Everything is the same as for a Binary Search Trees, but we will balance our tree in add and remove.

• ✅: faster than an ordered list for add, remove
• ✅: better than an unbalanced BST
• ✅: aside from add and remove, same implementation as a BST
• ❌: add and remove are difficult to understand/implement
• ❌: sightly slower than an ordered list for mem, get_min
• ❌: Unless storing the cardinal, calculating it takes too much time

The time was tested with a sample of around 500 000 randomly generated values in [0;10000].

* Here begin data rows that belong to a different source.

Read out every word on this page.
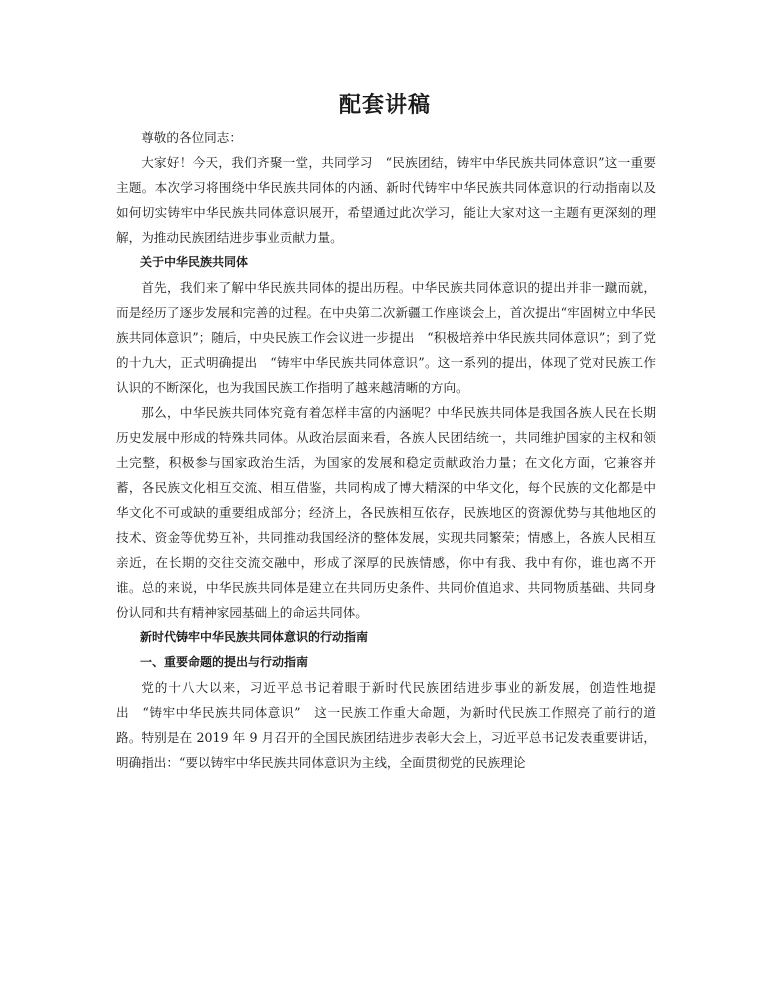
配套讲稿

尊敬的各位同志：

大家好！今天，我们齐聚一堂，共同学习　“民族团结，铸牢中华民族共同体意识”这一重要主题。本次学习将围绕中华民族共同体的内涵、新时代铸牢中华民族共同体意识的行动指南以及如何切实铸牢中华民族共同体意识展开，希望通过此次学习，能让大家对这一主题有更深刻的理解，为推动民族团结进步事业贡献力量。

关于中华民族共同体

首先，我们来了解中华民族共同体的提出历程。中华民族共同体意识的提出并非一蹴而就，而是经历了逐步发展和完善的过程。在中央第二次新疆工作座谈会上，首次提出“牢固树立中华民族共同体意识”；随后，中央民族工作会议进一步提出　“积极培养中华民族共同体意识”；到了党的十九大，正式明确提出　“铸牢中华民族共同体意识”。这一系列的提出，体现了党对民族工作认识的不断深化，也为我国民族工作指明了越来越清晰的方向。

那么，中华民族共同体究竟有着怎样丰富的内涵呢？中华民族共同体是我国各族人民在长期历史发展中形成的特殊共同体。从政治层面来看，各族人民团结统一，共同维护国家的主权和领土完整，积极参与国家政治生活，为国家的发展和稳定贡献政治力量；在文化方面，它兼容并蓄，各民族文化相互交流、相互借鉴，共同构成了博大精深的中华文化，每个民族的文化都是中华文化不可或缺的重要组成部分；经济上，各民族相互依存，民族地区的资源优势与其他地区的技术、资金等优势互补，共同推动我国经济的整体发展，实现共同繁荣；情感上，各族人民相互亲近，在长期的交往交流交融中，形成了深厚的民族情感，你中有我、我中有你，谁也离不开谁。总的来说，中华民族共同体是建立在共同历史条件、共同价值追求、共同物质基础、共同身份认同和共有精神家园基础上的命运共同体。

新时代铸牢中华民族共同体意识的行动指南

一、重要命题的提出与行动指南

党的十八大以来，习近平总书记着眼于新时代民族团结进步事业的新发展，创造性地提出　“铸牢中华民族共同体意识”　这一民族工作重大命题，为新时代民族工作照亮了前行的道路。特别是在 2019 年 9 月召开的全国民族团结进步表彰大会上，习近平总书记发表重要讲话，明确指出：“要以铸牢中华民族共同体意识为主线，全面贯彻党的民族理论
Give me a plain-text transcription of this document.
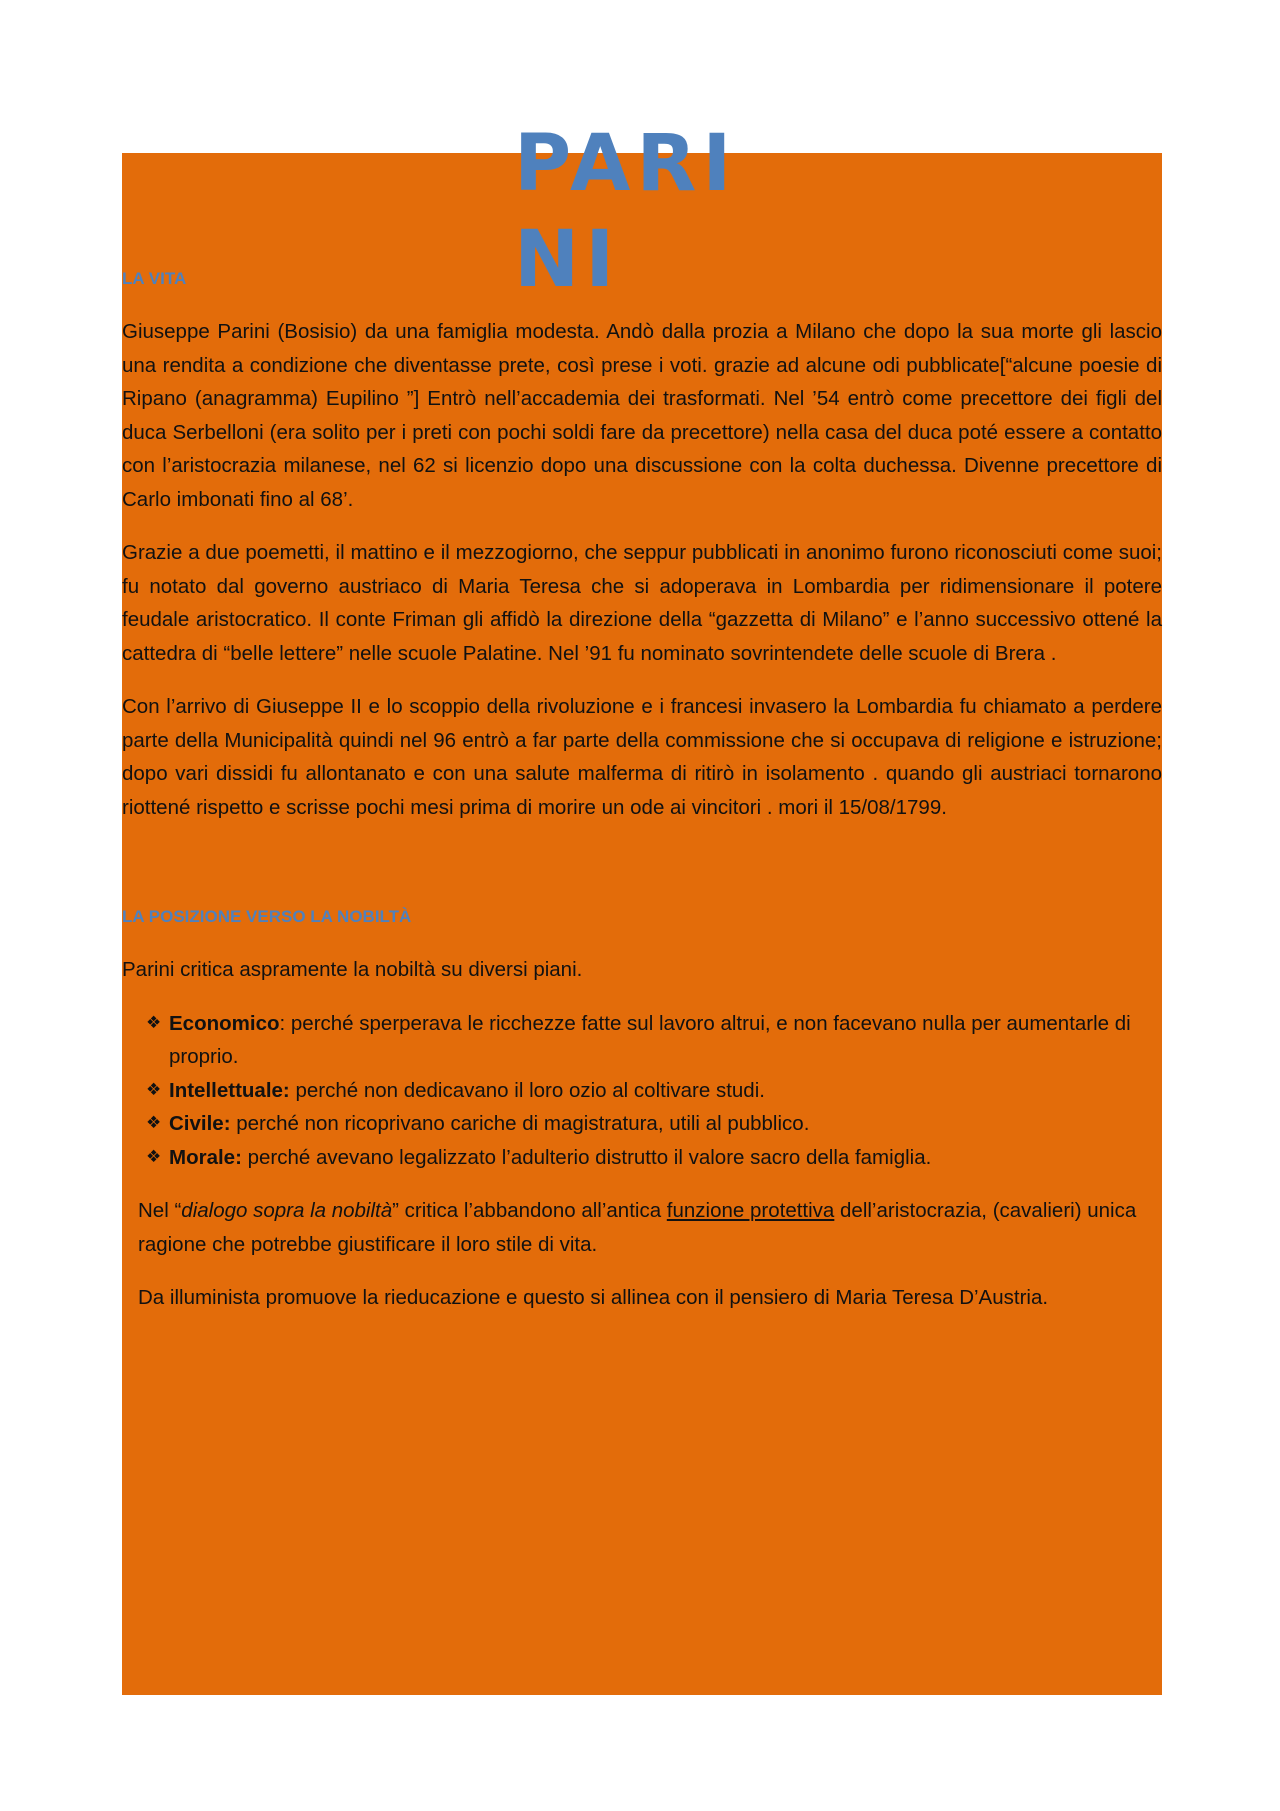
PARINI
LA VITA

Giuseppe Parini (Bosisio) da una famiglia modesta. Andò dalla prozia a Milano che dopo la sua morte gli lascio una rendita a condizione che diventasse prete, così prese i voti. grazie ad alcune odi pubblicate[“alcune poesie di Ripano (anagramma) Eupilino ”] Entrò nell’accademia dei trasformati. Nel ’54 entrò come precettore dei figli del duca Serbelloni (era solito per i preti con pochi soldi fare da precettore) nella casa del duca poté essere a contatto con l’aristocrazia milanese, nel 62 si licenzio dopo una discussione con la colta duchessa. Divenne precettore di Carlo imbonati fino al 68’.

Grazie a due poemetti, il mattino e il mezzogiorno, che seppur pubblicati in anonimo furono riconosciuti come suoi; fu notato dal governo austriaco di Maria Teresa che si adoperava in Lombardia per ridimensionare il potere feudale aristocratico. Il conte Friman gli affidò la direzione della “gazzetta di Milano” e l’anno successivo ottené la cattedra di “belle lettere” nelle scuole Palatine. Nel ’91 fu nominato sovrintendete delle scuole di Brera .

Con l’arrivo di Giuseppe II e lo scoppio della rivoluzione e i francesi invasero la Lombardia fu chiamato a perdere parte della Municipalità quindi nel 96 entrò a far parte della commissione che si occupava di religione e istruzione; dopo vari dissidi fu allontanato e con una salute malferma di ritirò in isolamento . quando gli austriaci tornarono riottené rispetto e scrisse pochi mesi prima di morire un ode ai vincitori . mori il 15/08/1799.

LA POSIZIONE VERSO LA NOBILTÀ

Parini critica aspramente la nobiltà su diversi piani.

❖ Economico: perché sperperava le ricchezze fatte sul lavoro altrui, e non facevano nulla per aumentarle di proprio.
❖ Intellettuale: perché non dedicavano il loro ozio al coltivare studi.
❖ Civile: perché non ricoprivano cariche di magistratura, utili al pubblico.
❖ Morale: perché avevano legalizzato l’adulterio distrutto il valore sacro della famiglia.

Nel “dialogo sopra la nobiltà” critica l’abbandono all’antica funzione protettiva dell’aristocrazia, (cavalieri) unica ragione che potrebbe giustificare il loro stile di vita.

Da illuminista promuove la rieducazione e questo si allinea con il pensiero di Maria Teresa D’Austria.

>>>>>>>>>> TIME FOR LISTS <<<<<<<<<<
Average time of remove:                  0.000047
Average time for mem:                    0.002340
Average time for get_min:                0.001870
Average time for cardinal:               0.353290 (long)
>>>>>>>>>> TIME FOR BST <<<<<<<<<<
Average time of remove:                  0.000002
Average time for mem:                    0.006270
Average time for get_min:                0.003290
Average time for cardinal:               inf (too long)
>>>>>>>>>> TIME FOR AVL <<<<<<<<<<
Average time of remove:                  0.000005
Average time for mem:                    0.003430
Average time for get_min:                0.002800
Average time for cardinal:               inf (too long)


## Depth ¶

You will have to check whether your tree is balanced. The depth is the height of your tree. The depth of the root is the maximum between the depth of its children.

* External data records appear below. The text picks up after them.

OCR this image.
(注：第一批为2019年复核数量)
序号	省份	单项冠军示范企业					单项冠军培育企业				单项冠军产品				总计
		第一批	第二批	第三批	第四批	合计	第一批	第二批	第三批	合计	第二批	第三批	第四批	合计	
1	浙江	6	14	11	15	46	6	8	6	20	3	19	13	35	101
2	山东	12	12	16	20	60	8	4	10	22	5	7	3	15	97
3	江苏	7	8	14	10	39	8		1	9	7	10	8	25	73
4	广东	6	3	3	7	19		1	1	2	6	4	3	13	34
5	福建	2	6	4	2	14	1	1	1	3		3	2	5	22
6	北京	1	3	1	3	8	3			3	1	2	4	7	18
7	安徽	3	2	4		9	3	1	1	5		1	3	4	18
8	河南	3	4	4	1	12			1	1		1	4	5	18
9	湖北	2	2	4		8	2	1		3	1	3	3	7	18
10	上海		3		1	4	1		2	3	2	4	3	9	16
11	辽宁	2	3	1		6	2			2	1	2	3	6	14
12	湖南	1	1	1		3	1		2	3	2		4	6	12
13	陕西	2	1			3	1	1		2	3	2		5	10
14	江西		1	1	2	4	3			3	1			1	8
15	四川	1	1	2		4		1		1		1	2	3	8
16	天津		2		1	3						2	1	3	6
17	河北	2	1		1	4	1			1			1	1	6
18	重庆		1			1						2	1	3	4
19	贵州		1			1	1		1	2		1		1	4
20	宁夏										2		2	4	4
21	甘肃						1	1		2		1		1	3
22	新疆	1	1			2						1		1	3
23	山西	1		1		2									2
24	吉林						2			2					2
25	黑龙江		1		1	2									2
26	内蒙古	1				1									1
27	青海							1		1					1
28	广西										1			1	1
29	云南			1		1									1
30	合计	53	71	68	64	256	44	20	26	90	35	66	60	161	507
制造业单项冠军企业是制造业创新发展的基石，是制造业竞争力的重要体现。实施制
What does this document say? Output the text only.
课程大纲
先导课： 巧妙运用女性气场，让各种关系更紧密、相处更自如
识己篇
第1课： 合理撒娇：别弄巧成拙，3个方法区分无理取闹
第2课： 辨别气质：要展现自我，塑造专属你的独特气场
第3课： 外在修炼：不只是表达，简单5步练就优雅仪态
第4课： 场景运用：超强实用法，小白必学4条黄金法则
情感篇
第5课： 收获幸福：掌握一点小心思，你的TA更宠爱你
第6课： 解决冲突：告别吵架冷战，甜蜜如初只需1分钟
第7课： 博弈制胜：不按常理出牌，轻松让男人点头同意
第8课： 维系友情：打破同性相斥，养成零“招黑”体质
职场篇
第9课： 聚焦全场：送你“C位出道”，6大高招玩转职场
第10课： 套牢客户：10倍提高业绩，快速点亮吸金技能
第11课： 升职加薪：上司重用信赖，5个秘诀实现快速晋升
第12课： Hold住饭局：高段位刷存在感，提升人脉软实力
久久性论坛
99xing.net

In OCaml, it's strongly advised to store the depth of the tree. I'm starting from 0, you may start from 1 (replace d+1 with d, and add 1 to max ...).

(* elt is the type of one element *)
type avl = Empty | Node of set * elt * int * set
let get_depth s = match s with | Empty -> 0 | Node(_,_,d,_) -> d + 1
(* create a node *)
let node l h r = Node(l, h, max (get_depth l) (get_depth r), r)

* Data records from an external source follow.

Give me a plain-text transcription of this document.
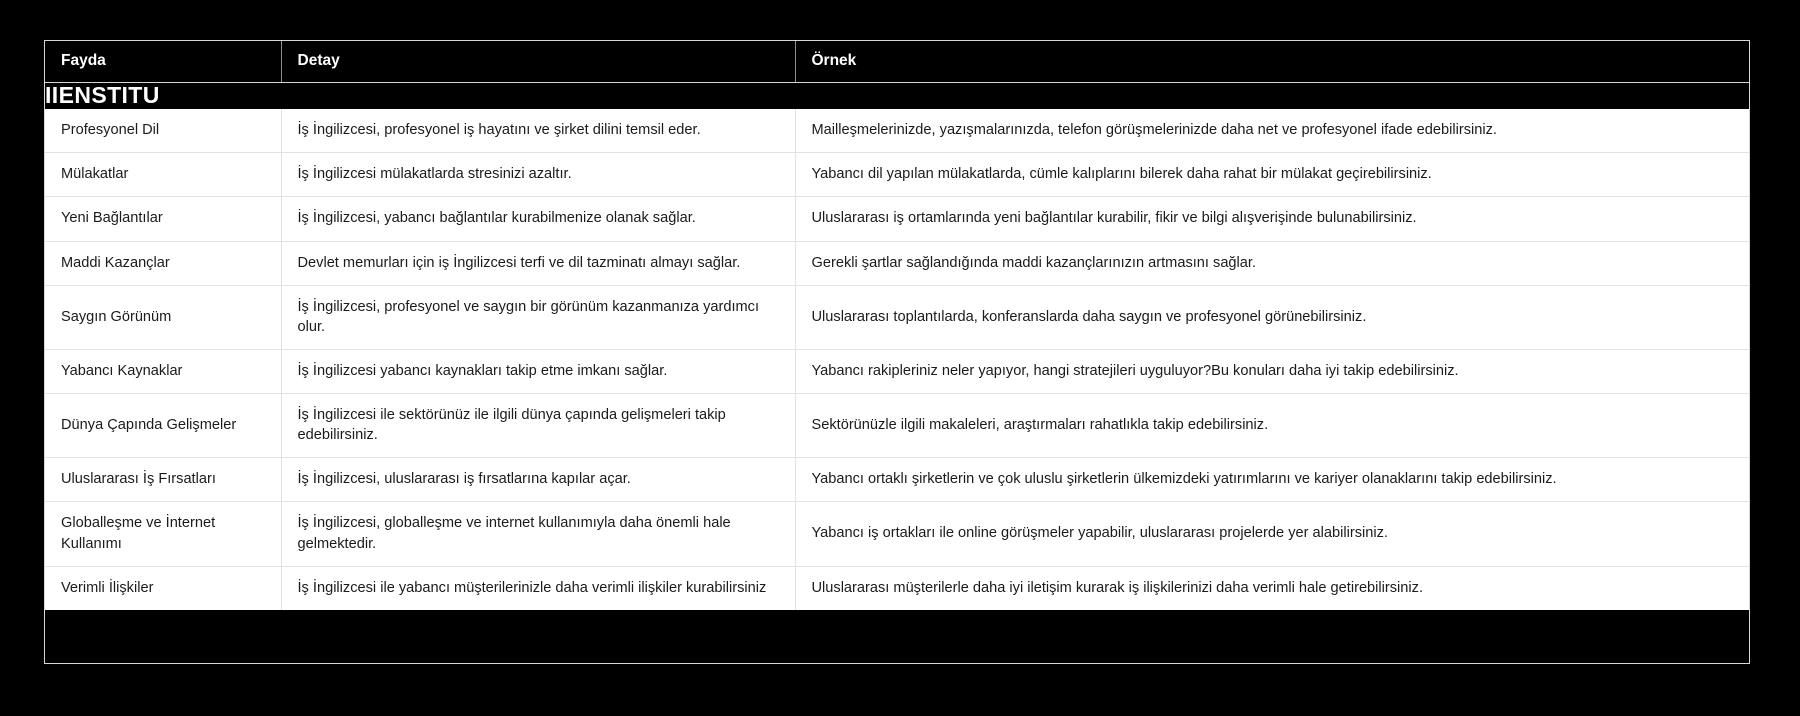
IIENSTITU		
Fayda	Detay	Örnek
Profesyonel Dil	İş İngilizcesi, profesyonel iş hayatını ve şirket dilini temsil eder.	Mailleşmelerinizde, yazışmalarınızda, telefon görüşmelerinizde daha net ve profesyonel ifade edebilirsiniz.
Mülakatlar	İş İngilizcesi mülakatlarda stresinizi azaltır.	Yabancı dil yapılan mülakatlarda, cümle kalıplarını bilerek daha rahat bir mülakat geçirebilirsiniz.
Yeni Bağlantılar	İş İngilizcesi, yabancı bağlantılar kurabilmenize olanak sağlar.	Uluslararası iş ortamlarında yeni bağlantılar kurabilir, fikir ve bilgi alışverişinde bulunabilirsiniz.
Maddi Kazançlar	Devlet memurları için iş İngilizcesi terfi ve dil tazminatı almayı sağlar.	Gerekli şartlar sağlandığında maddi kazançlarınızın artmasını sağlar.
Saygın Görünüm	İş İngilizcesi, profesyonel ve saygın bir görünüm kazanmanıza yardımcı olur.	Uluslararası toplantılarda, konferanslarda daha saygın ve profesyonel görünebilirsiniz.
Yabancı Kaynaklar	İş İngilizcesi yabancı kaynakları takip etme imkanı sağlar.	Yabancı rakipleriniz neler yapıyor, hangi stratejileri uyguluyor?Bu konuları daha iyi takip edebilirsiniz.
Dünya Çapında Gelişmeler	İş İngilizcesi ile sektörünüz ile ilgili dünya çapında gelişmeleri takip edebilirsiniz.	Sektörünüzle ilgili makaleleri, araştırmaları rahatlıkla takip edebilirsiniz.
Uluslararası İş Fırsatları	İş İngilizcesi, uluslararası iş fırsatlarına kapılar açar.	Yabancı ortaklı şirketlerin ve çok uluslu şirketlerin ülkemizdeki yatırımlarını ve kariyer olanaklarını takip edebilirsiniz.
Globalleşme ve İnternet Kullanımı	İş İngilizcesi, globalleşme ve internet kullanımıyla daha önemli hale gelmektedir.	Yabancı iş ortakları ile online görüşmeler yapabilir, uluslararası projelerde yer alabilirsiniz.
Verimli İlişkiler	İş İngilizcesi ile yabancı müşterilerinizle daha verimli ilişkiler kurabilirsiniz	Uluslararası müşterilerle daha iyi iletişim kurarak iş ilişkilerinizi daha verimli hale getirebilirsiniz.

My note 🙄: the depth is usually called the height of the tree, but it was disturbing me because we were also calling "h" the head of the tree, now with the depth I'm fine 😬🙄.

## Rotations ¶

We got four rotations, that we will use to balance our tree.

Left Rotation

(1/4) Left Rotation: If we are adding a child in rr.

Right Rotation

(2/4) Right Rotation: If we are adding a child in ll.

Inserting in lr Left Rotation Right Rotation

(3/4) Left-Right Rotation: If we are adding a child in lr (=lrh if lr is empty, otherwise either lrl or lrr).

Inserting in rl Right Rotation Left Rotation

(4/4) Right-Left Rotation: If we are adding a child in rl (=rlh if lr is empty, otherwise either rll or rlr).

You know about the depth/height. Each node got this information.

The tree was almost balanced, but not anymore after adding 4

Notes

• We are allowing a difference of depth of $\pm 1$
• The difference is now 2

We can see it in our code by checking what we call the Balance factor (bf). This is the difference of depth between two branches (left minus right).

• check in which side the tree in unbalanced
• bf(tree) = 2: then left balanced
• bf(tree) = -2: then right balanced
• else (if 0, 1, or -1): then almost balanced or balanced (do nothing)
• if right balanced, check the balance factor of the right
• bf(right) = 1: Rotate Right Left
• bf(right) = 0: ❌ (not possible)
• bf(right) = -1: Rotate Left
• if left balanced, check the balance factor of the left
• bf(left) = 1: Rotate Right
• bf(left) = 0: ❌ (not possible)
• bf(left) = -1: Rotate Left Right

## Example 1 - Rotate Left ¶

• $bf(tree) = depth(left) - depth(right) = 0 - 2 = -2$
• The tree is Right balanced
• $bf(right) = depth(r\_left) - depth(r\_right) = 0 - 1 = -1$
• Rotate Left

## Example 2 - Rotate Right ¶

• $bf(tree) = depth(left) - depth(right) = 2 - 0 = 2$
• The tree is Left balanced
• $bf(left) = depth(l\_left) - depth(l\_right) = 1 - 0 = 1$
• Rotate Right

## Example 3 - Rotate Left Right ¶

• $bf(tree) = depth(left) - depth(right) = 2 - 0 = 2$
• The tree is Left balanced
• $bf(left) = depth(l\_left) - depth(l\_right) = 0 - 1 = -1$
• Rotate Left Right
• We will Rotate Left the left
• We will Rotate Right the tree

Left Rotation Right Rotation

## Example 4 - Rotate Right Left ¶

• $bf(tree) = depth(left) - depth(right) = 0 - 2 = -2$
• $bf(right) = depth(r\_left) - depth(r\_right) = 1 - 0 = 1$